B. Pois bem, a tradição kantiana insiste em que as normas jurídicas, ao contrário das normas morais, "liberam" os motivos da conduta, isto é, exigem apenas que os sujeitos conformem suas condutas às prescrições das normas, sejam quais forem os motivos por que o façam. Assim, enquanto a ação por respeito à norma é componente essencial da ação moral, a norma jurídica é indiferente para com os motivos pelos quais os sujeitos conformam suas condutas à norma, podendo tal motivo não ter nada que ver com o respeito à norma, e sim, por exemplo, com o medo da sanção.

C. Imaginemos, contudo, a situação seguinte. A norma N1 exige que todo carcereiro reporte ao seu superior quando um dos detentos está tentando agredir outro numa cela de prisão. S1 é um carcereiro a quem se aplica N1. S1, no entanto, por algum motivo sequer sabe da existência dessa norma. Ocorre que S1 acha engraçado quando um detento tenta agredir o outro, motivo pelo qual, sempre que vê isso acontecer, reporta ao seu superior, a fim de rirem juntos da situação. Suponhamos que disso resulte que S1 reporta ao seu superior todas as tentativas de agressão de um detento sobre outro.

D. Nessa situação, segundo o que fixamos nas condições (1), (2) e (3) acima, S1 não estaria obedecendo a N1, pois apenas a condição (1) se estaria verificando. Contudo, se a tradição kantiana estiver certa e as normas jurídicas forem mesmo indiferentes pelos motivos da conformação da conduta, então, o fato de verificar-se (1), mesmo na ausência de (2) e (3), seria suficientemente satisfatório para a autoridade que pôs N1. Isso conduziria à estranha conclusão de que a uma conformação puramente casual da conduta à norma já satisfaria os objetivos do Direito. A conclusão se torna ainda mais estranha se dissermos, em vista da ausência de (2) e (3), que o Direito se veria satisfeito mesmo sem que exista, em sentido estrito, algo que se possa chamar de obediência à norma. A norma seria eficaz (no sentido de que as condutas se conformam a ela) sem ser realmente eficaz (no sentido de ter alguma influência causal sobre as condutas).

E. Minha proposta para a solução dessa perplexidade da conformação casual, ou ainda da eficácia ineficaz, é reformular o que a tradição kantiana costumeiramente diz a esse respeito. Em vez de dizer que as normas jurídicas "liberam" os motivos da obediência, no sentido de que são indiferentes a tais motivos, seria mais adequado dizer que elas  visam a uma obediência por motivos jurídicos e liberam o agente de ter outros motivos, não jurídicos, para sua conduta. Isso quer dizer que se espera do carceireiro S1 não apenas que reporte ao seu superior qualquer tentativa de agressão de um detento sobre outro, mas também que o faça por certo motivo, qual seja, por saber da vigência de N1 e reconhecer sua validade. Não é preciso que S1 considere N1 uma boa norma ou considere que agressões entre detentos são situações que realmente requerem atenção especial. Esses seriam os motivos não jurídicos dos quais o agente estaria liberado. Basta que, concordando ou não com N1, S1 saiba de sua vigência e reconheça sua validade, obedecendo-a, isto é, conformando a ela, em vista disso, sua conduta.
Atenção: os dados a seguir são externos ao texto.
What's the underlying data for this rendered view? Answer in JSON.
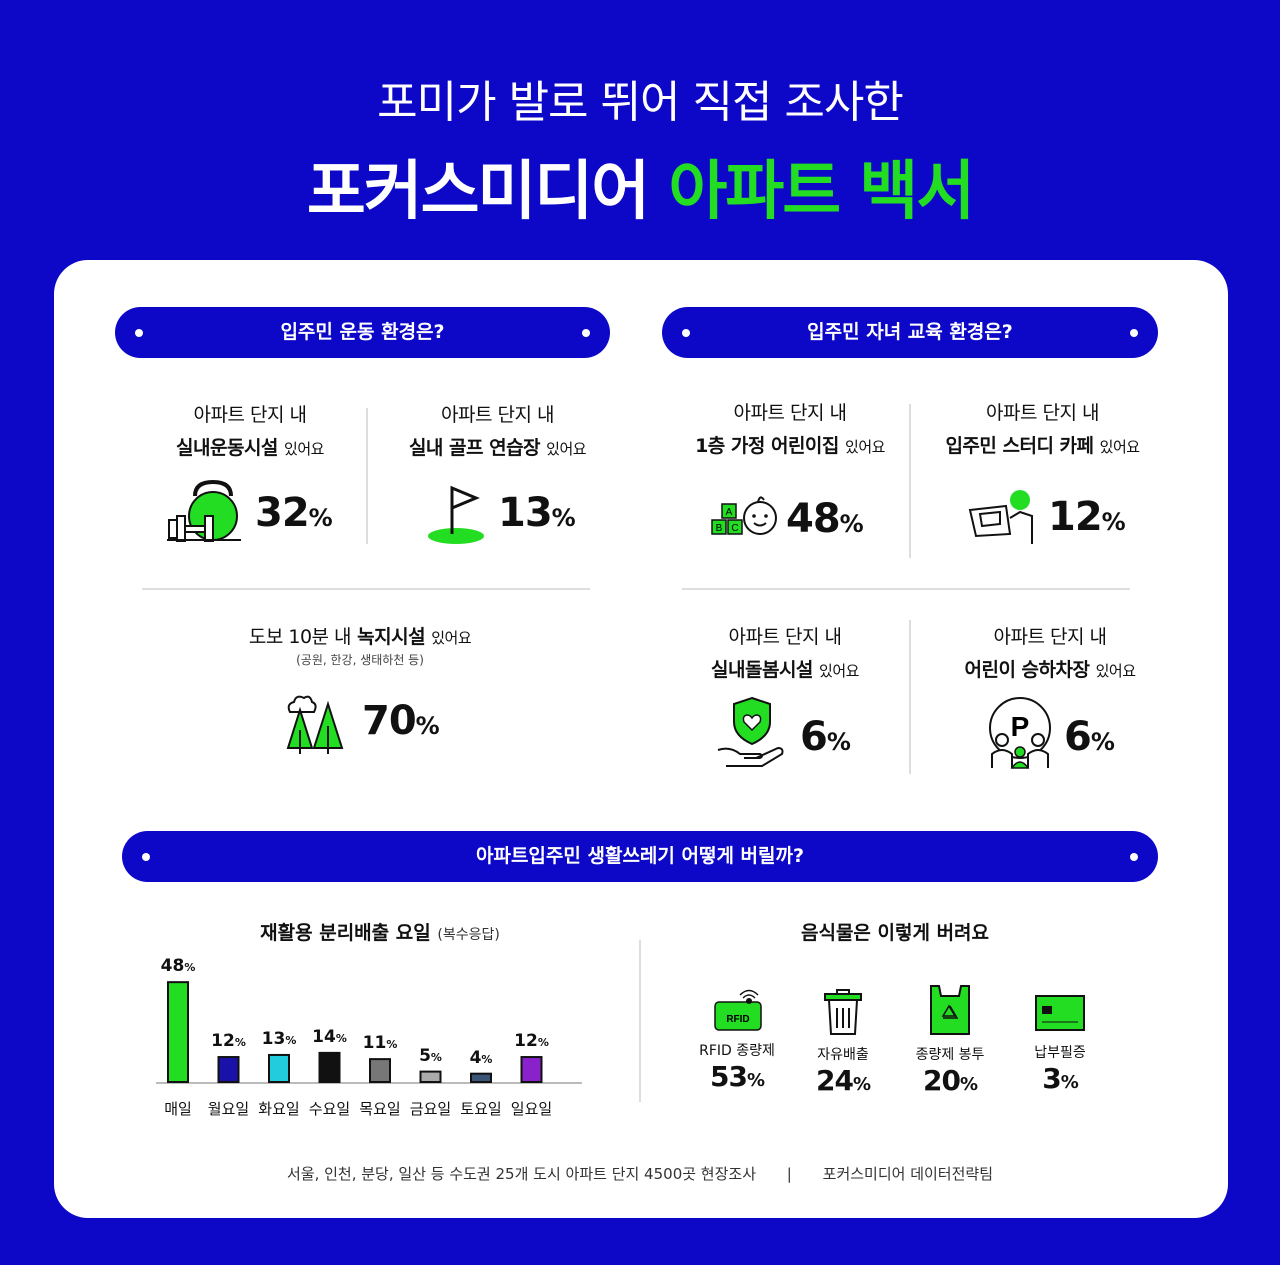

F. Mas a isso um kantiano poderia dizer: "Contudo, S1 não será punido se conformar casualmente sua conduta a N1, mas apenas se não conformar sua conduta a ela, o que prova que os motivos da conformação da conduta à norma são de fato indiferentes para o Direito". Essa objeção, contudo, confunde duas coisas distintas: o objetivo de uma norma (que é a conformação causal da conduta) com o critério para aplicação da sanção (que é a desconformidade da conduta). O fato de que, ao conformar sua conduta à norma de modo puramente casual, S1 não será punido indica apenas que ele não se encaixou no critério de aplicação da sanção, mas não implica que, por não ser punido, S1 esteja se comportando do modo que a autoridade que pôs N1 espera que ele se comporte. Tal autoridade não espera de S1 apenas conformação de sua conduta à norma, mas conformação causal, isto é, motivada pela norma, em vez de por qualquer outro fator menos relevante.

Comentários

Ernesto disse…
Prezado André

Muito interessante a tua argumentação. A relação da norma jurídica, da sanção e dos motivos numa perspectiva kantiana. Se me permites gostaria de dividir algumas reflexões que fiz a respeito do teu texto.
Não sei se concordo com tua conclusão, que o Direito exige "os motivos" para o cumprimento de uma norma, ao contrário de um cumprimento "meramente casual”.
Isso por três motivos:
Primeiro que o Direito não se importa ou diferencia as condutas "casualmente conforme" ou "motivadamente conforme". Ele apenas se preocupa se existe a configuração de uma situação o qual pode haver necessidade de o Judiciário se manifestar ou não. Ou seja, uma situação jurídica problematizada num processo o qual pode ou não legitimar uma sanção. Em outras palavras, a meu ver o Direito apenas se preocupa com uma situação que é passível de sanção. Se a pessoa "respeita" a norma por meio meramente casual ou pelos motivos "corretos" isso é indiferente ao Direito.
Segundo, aceita a premissa anterior que o que importa ao Direito é aquilo que é "passível" de sanção, apenas é relevante se perguntar "sobre os motivos" da conduta do agente se ele infringe um dever.
E de forma mais correta, no Direito apenas se pergunta sobre “os motivos do agente” se ele ao infringir um dever, ele infringe não qualquer dever, mas um dever penal (pelo que entendi a exigência de saber motivos da norma é semelhante à exigência da consciência da ilicitude); porque nas demais áreas do Direito, a regra é que a consciência da ilicitude é presumida (art. 3º da Lei de Introdução ao Código Civil).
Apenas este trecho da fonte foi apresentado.